And what the hell is your point, T4A?
Math is not robust in the broader physical sense.
Math may be extremely even perfectly provably robust within it's close-world domain of logic but to the extent that there are any discrepancies between the selected math and the selected physical system, the results of all that math may be logically correct and practically wrong.
Yeah, what did mathematicians ever do for us?
I love math and fully appreciate that mathematicians do a lot for us. It's just that math is a hammer -- very hard and powerful if one has nails but not always useful in every situation.
A lot of this discussion reminds me of the difference between using analytic or PDE methods in quant finance versus using brute force simulation methods. If the underlying system can be defined in nice analytic functions then maybe analytic/PDE methods have a chance of producing extremely robust and elegant proofs of results. But if the underlying system has complex nonlinearities in the dynamics of the underlying or in the pay-off, then simulation might be the only possible hope for some sort of estimate (but without the robustness of the math approach).
Looking at the stochastic gradient descent (https://en.wikipedia.org/wiki/Stochasti ... nt_descent
) from the standpoint of feasibility of using pure math, I can't help but think that math will only work for restricted subsets of loss functions and variants of the algorithm. For example, maybe if we restrict the loss function to be a polynomial and we restrict the stochastic gradient descent algorithm to one of the simpler variants (e.g., averaging), then theorems and proofs about performance might be possible. But what if most real-world loss functions are not polynomials and numerical testing finds that one of the more complex variants of stochastic gradient descent does a much better job at DL? We're faced with a choice between: A) an inapplicable and inferior stochastic gradient descent system for which we have proof of robustness versus B) an applicable and empirically superior stochastic gradient descent system that lacks a mathematical foundation. Picking A is like drunk who looks for his keys near the lamp post because the light is better even if the keys are certainly not there.
Maybe neural nets are not nails and pure math is unlikely to create useful results even if math can often produce very elegant results in many other domains.

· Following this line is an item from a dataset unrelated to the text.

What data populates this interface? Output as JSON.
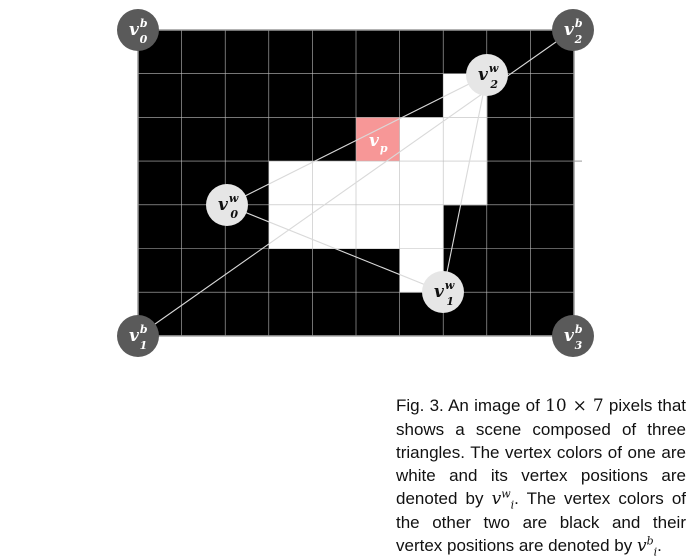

P.S. Evolution is full of adversarial examples. If you are a bee, your little neural net with only a 5000-pixel image needs to decide if this is a nice nectar snack or a death trap:
P.P.S. A second order question is to determine whether a given DL application really contains true adversarial examples and whether the system has any hope for dealing with them. If the sensory input of a adversarial example can be statistically indistinguishable from the sensory input of the target of the adversarial example, then there's nothing DL can do to solve the problem.